Konkret soll sie dem Chefredakteur der Hongkonger Magazins „Wirtschaftsspiegel“ ein internes Parteidokument weitergegeben haben.
Die Verteidiger haben vergeblich argumentiert, dass eine ideologische Richtlinie der Partei nicht als Staatsgeheimnis im Sinne des Strafrechtes betrachtet werden kann, sagt der Verteidiger Shang Baojun im Gespräch mit einem französischen Radiosender.
Konkret ging es offensichtlich um das sogenannte ZK-Dokument Nummer 9, in dem die Kommunistische Partei sieben antisozialistischen Verfehlungen den Kampf ansagt.
Das Dokument zirkuliert breit im Internet. Pro und Contra von Verfassungsstaat und freier Meinungsäußerung, Neoliberalismus, Nihilismus und Journalismus westlichen Typs werden bis heute diskutiert.
Und gleichzeitig kommt man für die angebliche Weitergabe der Parteiresolution ins Gefängnis.
Die Kombination von großer Durchlässigkeit und unnachgiebiger Härte ist für das gesamte chinesische System typisch. Jeden Tag bekommen die Medien mündliche oder schriftliche Anweisungen von oben, welche Themen groß gespielt werden sollen und welche nicht, welche Ausdrücke zu vermeiden sind und welche nicht. Die Medien befolgen die Anweisungen streng. Gleichzeitig landen die Zensurvorgaben häufig selbst im Internet.
Alle Webseiten sollen ein Video löschen, auf dem ein populärer Fernsehmoderator sich über Mao Tse tung lustig macht, heisst es zum Beispiel am 8. April. Fahrt die Diskussion herunter.
Fünf Tage später, am 13.April verlangt die Medienbehörde, dass die internationalen Berichte über Chinas angebliche Wunderwaffe für Attacken im Internet nicht mehr abgedruckt werden.
Genau nachprüfen lassen sich diese Zitate naturgemäß nicht, aber die Quellen im Internet sind ernsthaft
Der Fall von Gao Yu wird dadurch kompliziert, dass die 71jährige kurz nach ihrer Verhaftung vor laufender Kamera ein Reuebekenntnis abgelegt hat, das damals im zentralen chinesischen Fernsehen prominent verbreitet wurde.
Das Geständnis ist unter Druck entstanden, sagen die Verteidiger, vor Gericht hat sie ihre Unschuld beteuert.
Mit ihren 71 Jahren geht es Gao Yu gesundheitlich nicht gut, betont ihr Anwalt Shang Baojun, sie hat hohen Blutdruck, ihr Herz ist angegriffen und sie leitet an einer Ohrenkrankheit mit Gleichgewichtsstörungen.

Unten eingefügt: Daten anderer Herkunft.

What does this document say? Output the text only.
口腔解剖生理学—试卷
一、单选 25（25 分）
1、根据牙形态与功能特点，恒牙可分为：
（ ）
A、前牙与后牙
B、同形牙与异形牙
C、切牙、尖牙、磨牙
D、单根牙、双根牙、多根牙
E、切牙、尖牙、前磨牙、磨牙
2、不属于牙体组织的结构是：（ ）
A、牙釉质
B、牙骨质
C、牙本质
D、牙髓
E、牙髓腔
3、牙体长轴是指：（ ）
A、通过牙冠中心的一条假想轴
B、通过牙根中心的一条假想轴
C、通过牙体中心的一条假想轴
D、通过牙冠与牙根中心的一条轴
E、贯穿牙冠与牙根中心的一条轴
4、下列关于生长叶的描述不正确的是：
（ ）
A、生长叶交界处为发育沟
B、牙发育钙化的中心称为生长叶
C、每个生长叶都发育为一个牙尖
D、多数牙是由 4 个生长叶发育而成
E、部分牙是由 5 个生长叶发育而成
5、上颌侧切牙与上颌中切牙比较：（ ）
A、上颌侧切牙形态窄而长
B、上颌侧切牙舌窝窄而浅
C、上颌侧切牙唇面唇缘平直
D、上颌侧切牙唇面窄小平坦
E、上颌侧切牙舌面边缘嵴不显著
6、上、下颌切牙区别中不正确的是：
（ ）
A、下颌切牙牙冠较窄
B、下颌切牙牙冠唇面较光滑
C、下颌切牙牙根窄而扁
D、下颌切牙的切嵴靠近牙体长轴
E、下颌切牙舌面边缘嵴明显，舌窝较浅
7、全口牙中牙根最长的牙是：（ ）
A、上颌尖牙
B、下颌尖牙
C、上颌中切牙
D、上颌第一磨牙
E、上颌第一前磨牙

Die Anwälte sagen, dass die Verurteilte Journalistin Berufung einlegen wird. Aber derart harte Urteile sind in China schwer umzudrehen.
Menschenrechtsorganisationen sagen, China sperrt zur Zeit viel mehr Systemkritiker ein, als früher.
Anfang der Woche wurde fünf junge Feministinnen frei gelassen worden, die Wochenlang im Gefängnis sassen, nur weil sie den Plan hatten am Internationalen Frauentag Flugblätter gegen häusliche Gewalt zu verteilen.